The implication of this first question is that “managing the poor” is done not to help the poor, but to prevent them from disrupting business activity and harming the interests of the wealthier classes. Herring (2010) describes “spatial management” of the poor, by which homeless people are set up in “tent cities,” that, although often subject to raids by the police, primarily serve to separate homeless people from upscale residential areas and shopping malls where homeless people are not wanted. Though not all studies confirm such criticisms, the research set forth here was conducted in the spirit of examining if real-world conditions confirm or deny the idea that managing the poor is less to help them re-establish themselves in society than to prevent them from impinging on the wealthier classes (Lyon-Callo, 1964) [4] . Homeless services management, because it is more available and more willing than the homeless to speak on such issues, has been frequently consulted rather than the homeless themselves. The ideas and opinions of the management are valuable; however, what do the recipients of this management think, believe, and say about these various issues arising from neoliberal doctrines? Thus, the key question of this study: how are these services perceived by the recipients? A related question: should their perceptions be examined and applied to improving key goals and objectives in “managing the poor”? In terms of our study, we explore these ideas by learning how twenty homeless people, both male and female, perceive their status as being homeless, how they regard the goods and services offered as a step toward successfully re-entering society again and if they believe these services can empower them

2. Literature Review

This literature review provides a single lens by which to consider the lives and responses of the twenty interviewed participants: is “management” of the poor and homeless compassionate assistance or do they largely operate to keep the homeless under control in the urban environment? Additionally, these articles work on two levels for the purpose of this study. Not only do they provide information about neoliberal strategies being employed at shelters; these articles also reveal the gap in perception that this study attempts to address: we do not hear the voices and perceptions of those in the shelters; rather, we hear the voices of the management, and the voice of those conducting the study.

Stacey Murphy’s “Compassionate Strategies of Managing Homelessness: Post- Revanchist Geographies in San Francisco,” [5] considers how the cities, since federal funding has receded to assist the homeless, have built policies that attempt to balance expansion of the cities with neoliberal theories of assisting poverty. San Francisco, which has always had a large homeless population, created the “Care Not Cash” program which has alleviated punitive measures against the homeless, organized homeless assistance in goods and services, but has not succeeded in terms of the “logic of compassion.” The program seems to address the causes of poverty, and in doing so has mobilized space and resources for the housing of the homeless and seeks to empower them through programs and resources to move into jobs.
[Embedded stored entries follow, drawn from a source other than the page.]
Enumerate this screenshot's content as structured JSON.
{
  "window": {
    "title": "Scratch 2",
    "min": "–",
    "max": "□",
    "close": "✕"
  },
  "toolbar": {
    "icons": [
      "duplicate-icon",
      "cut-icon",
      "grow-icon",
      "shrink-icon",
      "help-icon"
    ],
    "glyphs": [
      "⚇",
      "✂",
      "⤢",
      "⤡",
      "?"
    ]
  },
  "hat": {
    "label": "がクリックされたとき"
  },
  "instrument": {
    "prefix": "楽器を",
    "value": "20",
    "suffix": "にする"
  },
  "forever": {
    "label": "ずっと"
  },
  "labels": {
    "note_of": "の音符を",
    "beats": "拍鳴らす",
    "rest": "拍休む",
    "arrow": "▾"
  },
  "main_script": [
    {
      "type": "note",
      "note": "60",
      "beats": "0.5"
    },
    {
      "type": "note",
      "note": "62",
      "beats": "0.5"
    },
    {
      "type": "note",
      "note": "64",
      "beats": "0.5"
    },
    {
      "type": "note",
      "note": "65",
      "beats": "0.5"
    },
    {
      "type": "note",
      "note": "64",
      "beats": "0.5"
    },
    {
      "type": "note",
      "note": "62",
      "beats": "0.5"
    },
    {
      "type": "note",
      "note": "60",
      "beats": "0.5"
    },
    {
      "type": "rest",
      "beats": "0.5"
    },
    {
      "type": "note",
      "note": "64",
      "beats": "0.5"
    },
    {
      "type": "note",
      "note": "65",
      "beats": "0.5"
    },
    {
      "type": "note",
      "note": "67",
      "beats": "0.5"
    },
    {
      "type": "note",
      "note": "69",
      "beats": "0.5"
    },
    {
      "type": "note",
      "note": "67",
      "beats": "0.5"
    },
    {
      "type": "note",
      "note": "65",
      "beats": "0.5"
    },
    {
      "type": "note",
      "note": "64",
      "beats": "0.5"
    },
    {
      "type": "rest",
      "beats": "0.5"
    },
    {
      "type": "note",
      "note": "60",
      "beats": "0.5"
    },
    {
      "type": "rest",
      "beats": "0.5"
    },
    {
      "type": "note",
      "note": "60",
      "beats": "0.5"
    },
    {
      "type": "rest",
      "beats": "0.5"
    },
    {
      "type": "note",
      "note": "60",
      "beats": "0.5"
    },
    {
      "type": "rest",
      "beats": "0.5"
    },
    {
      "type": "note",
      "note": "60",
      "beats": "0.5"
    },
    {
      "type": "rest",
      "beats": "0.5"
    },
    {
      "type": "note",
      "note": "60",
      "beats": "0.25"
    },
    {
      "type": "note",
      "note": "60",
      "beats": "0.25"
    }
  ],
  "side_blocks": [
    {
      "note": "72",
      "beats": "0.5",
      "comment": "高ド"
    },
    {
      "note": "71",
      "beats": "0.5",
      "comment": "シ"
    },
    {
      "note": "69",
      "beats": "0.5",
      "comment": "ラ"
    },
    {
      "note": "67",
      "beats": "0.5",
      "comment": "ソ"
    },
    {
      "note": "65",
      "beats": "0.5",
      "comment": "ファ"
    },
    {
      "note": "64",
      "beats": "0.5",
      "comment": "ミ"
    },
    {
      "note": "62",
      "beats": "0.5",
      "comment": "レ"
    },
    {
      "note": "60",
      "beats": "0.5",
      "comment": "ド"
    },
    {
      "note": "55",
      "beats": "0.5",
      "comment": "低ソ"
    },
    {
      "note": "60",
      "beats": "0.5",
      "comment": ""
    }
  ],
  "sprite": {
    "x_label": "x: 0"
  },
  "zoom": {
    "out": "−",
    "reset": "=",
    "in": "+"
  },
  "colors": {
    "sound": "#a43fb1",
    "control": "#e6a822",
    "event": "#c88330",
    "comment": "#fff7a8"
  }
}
Serious gaps exist in this program; housing is sub-standard; the mentally ill are not given the care they need, and some forms of assistance are hard to access and then are “intolerable in demands;” and choice for the homeless is lacking. Though not condemning the program or neoliberal doctrines, Murphy expresses pessimism about its outcomes which as of 2004 had not been assessed.

Zoe Loftus-Farren’s “Tent Cities: An Interim Solution to Homelessness and Affordable Housing Shortages in the United States” (2011) [6] considers the phenomenon of tent cities in positive terms, contrasting their positives with agency-created shelters. While acknowledging the serious drawbacks of tent cities, Loftus-Farren argues that tent cities, whether led by their inhabitants, or conducted by agencies and churches, fill a gap in current governmental responses to homelessness, and can grant the right for the homeless to create their own communities, though such arrangements exhibit drawbacks and difficulties associated with informal housing. Tent cities offer a degree of autonomy to their residents, and can avoid or solve problems plaguing shelters, such as lack of accommodation for couples living together, and restrictive schedules and rule-bound agendas. The freedom of movement is prized by tent-cities dwellers as well as the feeling they are conducting their own lives and making their own decisions.

Vincent J. Del Casino and Christine L. Jocoy’s “Neoliberal Subjectivities, the ‘New’ Homelessness and Struggles over Space of/in the City” (2008) [7] makes a point that the terrain of homelessness according to homelessness discourse needs interrogating: one profile for the homeless seems to fit everybody―this is inherently unfair when discussing large groups of people, as well as being used a weapon for managing the homeless. Theoretical beliefs do not translate into action, whether political or compassionate, and unless the “discursive foundations of homeless policy” are deconstructed, equitable programs and services cannot be fairly created or administered.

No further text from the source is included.